The alternative to using this extension to turn a browser into a Java user interface would be to write the Java Program as a backend API, and have the browser frontend interact with this via Ajax/XMLHttpRequest calls, perhaps under a framework such as React. This does have the advantage of weak coupling, allowing the backend and frontend to be separately developed, and simultaneously accessed from multiple browsers. But, besides the obvious advantage for UIs already written as Applets, the remote procedure call and remote DOM manipulation paradigm of JSJBridge/LiveConnect, and the automatic start-stop synchronisation of the front and back ends, can continue to make this an easy, efficient, fast, and powerful solution.
This extension and its associated Java library are licensed under Version 1 of the DevWheels Licence (https://devwheels.com). Read the licence for the precise conditions, but a simple summary would be:
1. You can use this package without payment for evaluation, internal testing, and development work on your application or fork.
2. However you must pay me AUD $20 for each browser on which this is installed and otherwise run.
3. The cost of an update is the difference between the costs of the versions you are upgrading between.
4. You can release your own modified or unmodified version, and charge what you like, as long as you keep the same licence, which means complying with point 2 and forwarding AUD $20 to me for each production installation.
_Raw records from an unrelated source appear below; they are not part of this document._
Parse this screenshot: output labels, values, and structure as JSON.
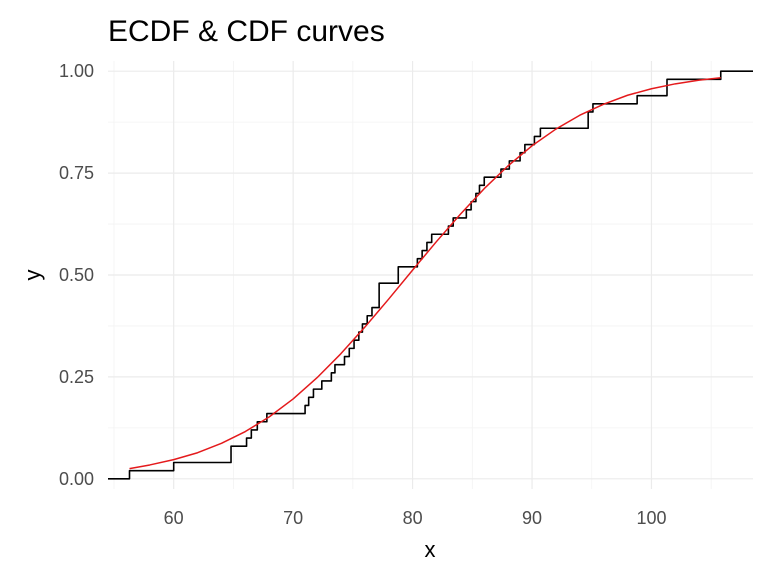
{
  "chart_data": {
    "type": "line",
    "title": "ECDF & CDF curves",
    "xlabel": "x",
    "ylabel": "y",
    "xlim": [
      54.5,
      108.5
    ],
    "ylim": [
      -0.025,
      1.025
    ],
    "x_ticks": [
      60,
      70,
      80,
      90,
      100
    ],
    "x_tick_labels": [
      "60",
      "70",
      "80",
      "90",
      "100"
    ],
    "y_ticks": [
      0,
      0.25,
      0.5,
      0.75,
      1
    ],
    "y_tick_labels": [
      "0.00",
      "0.25",
      "0.50",
      "0.75",
      "1.00"
    ],
    "grid": true,
    "legend": "none",
    "colors": {
      "ecdf": "#000000",
      "cdf": "#e41a1c",
      "grid": "#ebebeb"
    },
    "series": [
      {
        "style": "step",
        "color": "#000000",
        "x": [
          54.5,
          56.3,
          60.0,
          64.8,
          66.1,
          66.5,
          67.0,
          67.8,
          71.0,
          71.3,
          71.7,
          72.4,
          73.2,
          73.5,
          74.3,
          74.7,
          75.1,
          75.5,
          75.8,
          76.2,
          76.6,
          77.2,
          78.8,
          80.4,
          80.8,
          81.2,
          81.6,
          83.0,
          83.4,
          84.5,
          84.9,
          85.3,
          85.6,
          86.0,
          87.4,
          88.1,
          89.0,
          89.4,
          90.2,
          90.7,
          94.7,
          95.1,
          98.8,
          101.3,
          105.8,
          108.5
        ],
        "y": [
          0.0,
          0.02,
          0.04,
          0.08,
          0.1,
          0.12,
          0.14,
          0.16,
          0.18,
          0.2,
          0.22,
          0.24,
          0.26,
          0.28,
          0.3,
          0.32,
          0.34,
          0.36,
          0.38,
          0.4,
          0.42,
          0.48,
          0.52,
          0.54,
          0.56,
          0.58,
          0.6,
          0.62,
          0.64,
          0.66,
          0.68,
          0.7,
          0.72,
          0.74,
          0.76,
          0.78,
          0.8,
          0.82,
          0.84,
          0.86,
          0.9,
          0.92,
          0.94,
          0.98,
          1.0,
          1.0
        ]
      },
      {
        "style": "smooth",
        "color": "#e41a1c",
        "x": [
          56.3,
          58,
          60,
          62,
          64,
          66,
          68,
          70,
          72,
          74,
          76,
          78,
          80,
          82,
          84,
          86,
          88,
          90,
          92,
          94,
          96,
          98,
          100,
          102,
          104,
          105.8
        ],
        "y": [
          0.025,
          0.034,
          0.047,
          0.064,
          0.087,
          0.116,
          0.152,
          0.196,
          0.248,
          0.307,
          0.372,
          0.441,
          0.512,
          0.582,
          0.649,
          0.712,
          0.768,
          0.817,
          0.858,
          0.892,
          0.919,
          0.941,
          0.957,
          0.969,
          0.978,
          0.984
        ]
      }
    ]
  }
}
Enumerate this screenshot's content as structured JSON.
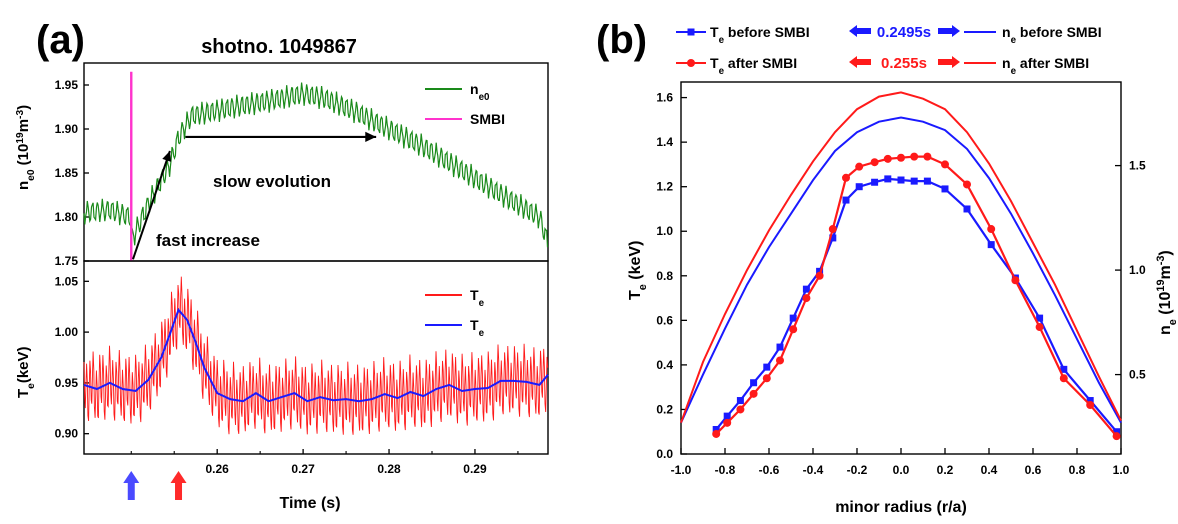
{
  "panels": {
    "a_label": "(a)",
    "b_label": "(b)"
  },
  "chart_data": [
    {
      "id": "a-top",
      "type": "line",
      "title": "shotno. 1049867",
      "xlabel": "",
      "ylabel_parts": [
        "n",
        "e0",
        " (10",
        "19",
        "m",
        "-3",
        ")"
      ],
      "xlim": [
        0.2445,
        0.2985
      ],
      "ylim": [
        1.75,
        1.975
      ],
      "yticks": [
        "1.75",
        "1.80",
        "1.85",
        "1.90",
        "1.95"
      ],
      "ytick_values": [
        1.75,
        1.8,
        1.85,
        1.9,
        1.95
      ],
      "legend": [
        {
          "name_main": "n",
          "name_sub": "e0",
          "color": "#1a8a1a"
        },
        {
          "name_main": "SMBI",
          "name_sub": "",
          "color": "#ff33cc"
        }
      ],
      "smbi_time": 0.25,
      "smbi_range": [
        1.75,
        1.965
      ],
      "envelope": {
        "x": [
          0.2445,
          0.2475,
          0.2499,
          0.2501,
          0.252,
          0.2545,
          0.2555,
          0.257,
          0.262,
          0.266,
          0.27,
          0.2725,
          0.276,
          0.28,
          0.284,
          0.289,
          0.294,
          0.2975,
          0.2985
        ],
        "y": [
          1.805,
          1.808,
          1.8,
          1.775,
          1.815,
          1.86,
          1.89,
          1.915,
          1.925,
          1.932,
          1.94,
          1.935,
          1.92,
          1.9,
          1.88,
          1.85,
          1.82,
          1.8,
          1.77
        ]
      },
      "oscillation_amplitude": 0.012,
      "oscillation_period": 0.00058,
      "annotations": [
        {
          "text": "fast increase",
          "arrow_from": [
            0.2502,
            1.752
          ],
          "arrow_to": [
            0.2545,
            1.875
          ]
        },
        {
          "text": "slow evolution",
          "arrow_from": [
            0.2563,
            1.891
          ],
          "arrow_to": [
            0.2785,
            1.891
          ]
        }
      ]
    },
    {
      "id": "a-bottom",
      "type": "line",
      "xlabel": "Time (s)",
      "ylabel_parts": [
        "T",
        "e",
        "(keV)"
      ],
      "xlim": [
        0.2445,
        0.2985
      ],
      "ylim": [
        0.88,
        1.07
      ],
      "xticks": [
        "0.26",
        "0.27",
        "0.28",
        "0.29"
      ],
      "xtick_values": [
        0.26,
        0.27,
        0.28,
        0.29
      ],
      "yticks": [
        "0.90",
        "0.95",
        "1.00",
        "1.05"
      ],
      "ytick_values": [
        0.9,
        0.95,
        1.0,
        1.05
      ],
      "legend": [
        {
          "name_main": "T",
          "name_sub": "e",
          "color": "#ff1a1a"
        },
        {
          "name_main": "T",
          "name_sub": "e",
          "color": "#1a1aff"
        }
      ],
      "series": [
        {
          "color": "#1a1aff",
          "x": [
            0.2445,
            0.246,
            0.2475,
            0.249,
            0.2505,
            0.252,
            0.2535,
            0.2545,
            0.2555,
            0.2565,
            0.2575,
            0.2585,
            0.26,
            0.2615,
            0.263,
            0.2645,
            0.266,
            0.2675,
            0.269,
            0.2705,
            0.272,
            0.2735,
            0.275,
            0.2765,
            0.278,
            0.2795,
            0.281,
            0.2825,
            0.284,
            0.2855,
            0.287,
            0.2885,
            0.29,
            0.2915,
            0.293,
            0.2945,
            0.296,
            0.2975,
            0.2985
          ],
          "y": [
            0.948,
            0.944,
            0.95,
            0.944,
            0.942,
            0.953,
            0.975,
            0.998,
            1.022,
            1.012,
            0.99,
            0.965,
            0.94,
            0.934,
            0.932,
            0.94,
            0.932,
            0.936,
            0.94,
            0.932,
            0.936,
            0.933,
            0.934,
            0.932,
            0.934,
            0.939,
            0.935,
            0.941,
            0.937,
            0.944,
            0.948,
            0.942,
            0.944,
            0.945,
            0.952,
            0.952,
            0.951,
            0.948,
            0.958
          ]
        },
        {
          "color": "#ff1a1a",
          "follows_series": 0,
          "oscillation_amplitude": 0.028,
          "oscillation_period": 0.00038
        }
      ],
      "markers": [
        {
          "time": 0.25,
          "color": "#4a4aff"
        },
        {
          "time": 0.2555,
          "color": "#ff2a2a"
        }
      ]
    },
    {
      "id": "b",
      "type": "line",
      "xlabel": "minor radius (r/a)",
      "ylabel_parts": [
        "T",
        "e",
        " (keV)"
      ],
      "ylabel2_parts": [
        "n",
        "e",
        " (10",
        "19",
        "m",
        "-3",
        ")"
      ],
      "xlim": [
        -1.0,
        1.0
      ],
      "ylim": [
        0.0,
        1.67
      ],
      "ylim2": [
        0.12,
        1.9
      ],
      "xticks": [
        "-1.0",
        "-0.8",
        "-0.6",
        "-0.4",
        "-0.2",
        "0.0",
        "0.2",
        "0.4",
        "0.6",
        "0.8",
        "1.0"
      ],
      "xtick_values": [
        -1.0,
        -0.8,
        -0.6,
        -0.4,
        -0.2,
        0.0,
        0.2,
        0.4,
        0.6,
        0.8,
        1.0
      ],
      "yticks": [
        "0.0",
        "0.2",
        "0.4",
        "0.6",
        "0.8",
        "1.0",
        "1.2",
        "1.4",
        "1.6"
      ],
      "ytick_values": [
        0.0,
        0.2,
        0.4,
        0.6,
        0.8,
        1.0,
        1.2,
        1.4,
        1.6
      ],
      "yticks2": [
        "0.5",
        "1.0",
        "1.5"
      ],
      "ytick2_values": [
        0.5,
        1.0,
        1.5
      ],
      "legend": {
        "te_before": {
          "main": "T",
          "sub": "e",
          "rest": " before SMBI",
          "color": "#1a1aff"
        },
        "te_after": {
          "main": "T",
          "sub": "e",
          "rest": " after SMBI",
          "color": "#ff1a1a"
        },
        "ne_before": {
          "main": "n",
          "sub": "e",
          "rest": " before SMBI",
          "color": "#1a1aff"
        },
        "ne_after": {
          "main": "n",
          "sub": "e",
          "rest": " after SMBI",
          "color": "#ff1a1a"
        },
        "time_before": "0.2495s",
        "time_after": "0.255s",
        "time_before_color": "#1a1aff",
        "time_after_color": "#ff1a1a"
      },
      "series": [
        {
          "name": "Te before SMBI",
          "axis": "left",
          "color": "#1a1aff",
          "marker": "square",
          "x": [
            -0.84,
            -0.79,
            -0.73,
            -0.67,
            -0.61,
            -0.55,
            -0.49,
            -0.43,
            -0.37,
            -0.31,
            -0.25,
            -0.19,
            -0.12,
            -0.06,
            0.0,
            0.06,
            0.12,
            0.2,
            0.3,
            0.41,
            0.52,
            0.63,
            0.74,
            0.86,
            0.98
          ],
          "y": [
            0.11,
            0.17,
            0.24,
            0.32,
            0.39,
            0.48,
            0.61,
            0.74,
            0.82,
            0.97,
            1.14,
            1.2,
            1.22,
            1.235,
            1.23,
            1.225,
            1.225,
            1.19,
            1.1,
            0.94,
            0.79,
            0.61,
            0.38,
            0.24,
            0.1
          ]
        },
        {
          "name": "Te after SMBI",
          "axis": "left",
          "color": "#ff1a1a",
          "marker": "circle",
          "x": [
            -0.84,
            -0.79,
            -0.73,
            -0.67,
            -0.61,
            -0.55,
            -0.49,
            -0.43,
            -0.37,
            -0.31,
            -0.25,
            -0.19,
            -0.12,
            -0.06,
            0.0,
            0.06,
            0.12,
            0.2,
            0.3,
            0.41,
            0.52,
            0.63,
            0.74,
            0.86,
            0.98
          ],
          "y": [
            0.09,
            0.14,
            0.2,
            0.27,
            0.34,
            0.42,
            0.56,
            0.7,
            0.8,
            1.01,
            1.24,
            1.29,
            1.31,
            1.325,
            1.33,
            1.335,
            1.335,
            1.3,
            1.21,
            1.01,
            0.78,
            0.57,
            0.34,
            0.22,
            0.08
          ]
        },
        {
          "name": "ne before SMBI",
          "axis": "right",
          "color": "#1a1aff",
          "x": [
            -1.0,
            -0.9,
            -0.8,
            -0.7,
            -0.6,
            -0.5,
            -0.4,
            -0.3,
            -0.2,
            -0.1,
            0.0,
            0.1,
            0.2,
            0.3,
            0.4,
            0.5,
            0.6,
            0.7,
            0.8,
            0.9,
            1.0
          ],
          "y": [
            0.27,
            0.5,
            0.72,
            0.93,
            1.11,
            1.27,
            1.43,
            1.57,
            1.66,
            1.71,
            1.73,
            1.71,
            1.67,
            1.58,
            1.44,
            1.27,
            1.08,
            0.88,
            0.67,
            0.46,
            0.27
          ]
        },
        {
          "name": "ne after SMBI",
          "axis": "right",
          "color": "#ff1a1a",
          "x": [
            -1.0,
            -0.9,
            -0.8,
            -0.7,
            -0.6,
            -0.5,
            -0.4,
            -0.3,
            -0.2,
            -0.1,
            0.0,
            0.1,
            0.2,
            0.3,
            0.4,
            0.5,
            0.6,
            0.7,
            0.8,
            0.9,
            1.0
          ],
          "y": [
            0.27,
            0.56,
            0.79,
            1.0,
            1.19,
            1.36,
            1.52,
            1.66,
            1.77,
            1.83,
            1.85,
            1.82,
            1.77,
            1.66,
            1.51,
            1.33,
            1.13,
            0.93,
            0.71,
            0.49,
            0.28
          ]
        }
      ]
    }
  ]
}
The advantage of this licence is that it both retains the enhanced debugging, customisation, risk-mitigation, and community development of Free/Open Source software (its most important features IMHO), while making it practical for developers to earn a living directly from their software (or their documentation writing, or their marketing nous).
If you have an idea for, or an implementation of, enhancements, I encourage you see whether they can be incorporated into my extension rather than publishing your own fork. We may be able to come to an agreement for a revenue share, and reduce the number of similar extensions.